Wim Wenders, figure emblématique du cinéma allemand contemporain, s'est forgé une place à part dans le paysage cinématographique européen et mondial. Son œuvre, riche de près de soixante films, englobe des longs métrages de fiction, des documentaires, des courts métrages et des clips. Récompensé par de nombreux prix prestigieux, dont une Palme d'or, un Grand prix du jury, un prix de la mise en scène et un prix spécial du jury Un certain regard au Festival de Cannes, un Lion d'or à Venise, un Ours d'or d'honneur et un prix du jury à la Berlinale, un César du meilleur documentaire, un Bafta du meilleur réalisateur, et trois nominations à l'Oscar du meilleur documentaire, Wenders est un touche-à-tout talentueux, réalisateur, scénariste, producteur, monteur et photographe. Récemment, son travail photographique a été exposé aux Rencontres d'Arles. En octobre 2023, il a reçu un Prix Lumière pour l’ensemble de sa carrière.

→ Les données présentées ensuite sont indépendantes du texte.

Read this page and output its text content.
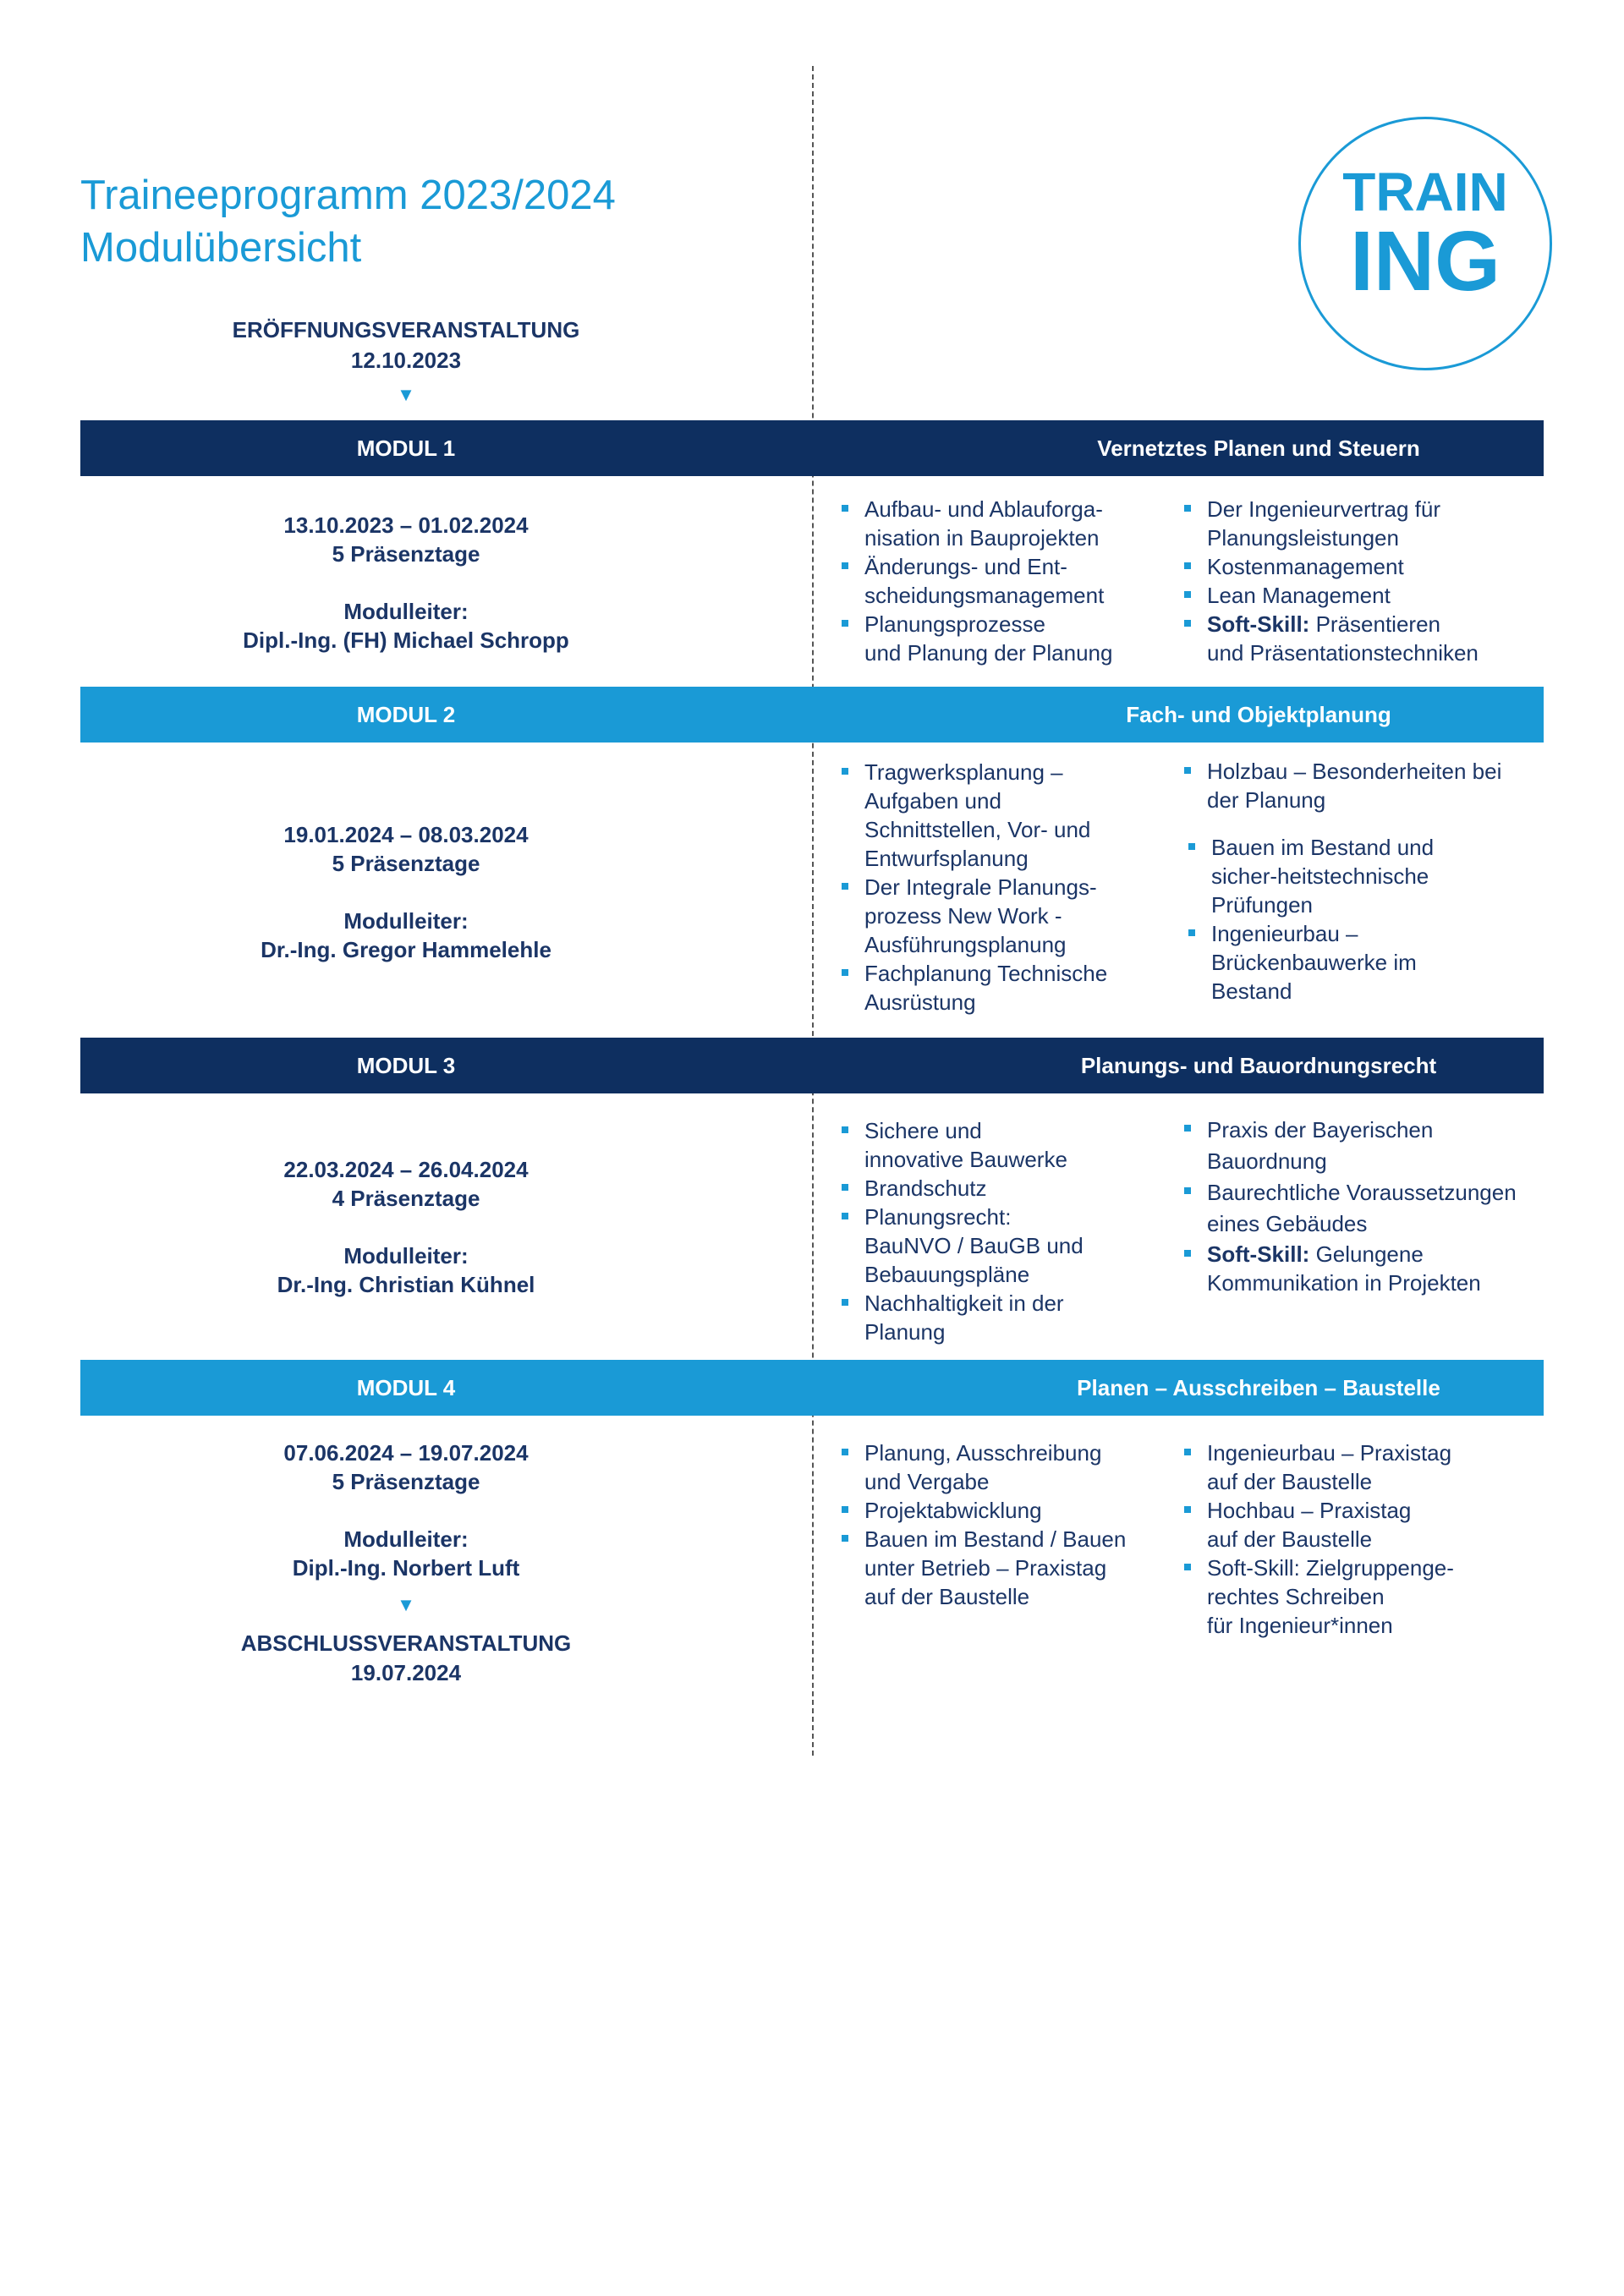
Traineeprogramm 2023/2024
Modulübersicht
TRAIN
ING
ERÖFFNUNGSVERANSTALTUNG
12.10.2023
▼
MODUL 1	Vernetztes Planen und Steuern
13.10.2023 – 01.02.2024
5 Präsenztage
Modulleiter:
Dipl.-Ing. (FH) Michael Schropp
Aufbau- und Ablauforga-
nisation in Bauprojekten
Änderungs- und Ent-
scheidungsmanagement
Planungsprozesse
und Planung der Planung
Der Ingenieurvertrag für
Planungsleistungen
Kostenmanagement
Lean Management
Soft-Skill: Präsentieren
und Präsentationstechniken
MODUL 2	Fach- und Objektplanung
19.01.2024 – 08.03.2024
5 Präsenztage
Modulleiter:
Dr.-Ing. Gregor Hammelehle
Tragwerksplanung –
Aufgaben und
Schnittstellen, Vor- und
Entwurfsplanung
Der Integrale Planungs-
prozess New Work -
Ausführungsplanung
Fachplanung Technische
Ausrüstung
Holzbau – Besonderheiten bei
der Planung
Bauen im Bestand und
sicher-heitstechnische
Prüfungen
Ingenieurbau –
Brückenbauwerke im
Bestand
MODUL 3	Planungs- und Bauordnungsrecht
22.03.2024 – 26.04.2024
4 Präsenztage
Modulleiter:
Dr.-Ing. Christian Kühnel
Sichere und
innovative Bauwerke
Brandschutz
Planungsrecht:
BauNVO / BauGB und
Bebauungspläne
Nachhaltigkeit in der
Planung
Praxis der Bayerischen
Bauordnung
Baurechtliche Voraussetzungen
eines Gebäudes
Soft-Skill: Gelungene
Kommunikation in Projekten
MODUL 4	Planen – Ausschreiben – Baustelle
07.06.2024 – 19.07.2024
5 Präsenztage
Modulleiter:
Dipl.-Ing. Norbert Luft
▼
ABSCHLUSSVERANSTALTUNG
19.07.2024
Planung, Ausschreibung
und Vergabe
Projektabwicklung
Bauen im Bestand / Bauen
unter Betrieb – Praxistag
auf der Baustelle
Ingenieurbau – Praxistag
auf der Baustelle
Hochbau – Praxistag
auf der Baustelle
Soft-Skill: Zielgruppenge-
rechtes Schreiben
für Ingenieur*innen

Les Premières Années : De Düsseldorf à Munich

Ernst Wilheim Wenders est né le 14 août 1945 à Düsseldorf. Sa famille s’installe à Oberhausen, dans la région industrielle de la Ruhr, où son père devient médecin chef. Wenders grandit dans un milieu conservateur d'après-guerre. Il envisage de devenir prêtre, tout en consacrant son argent de poche aux comics américains et aux disques de Chuck Berry. Il suit d'abord la voie paternelle, entreprenant des études de médecine en 1963, tout en rédigeant des critiques sur des films et sur le rock.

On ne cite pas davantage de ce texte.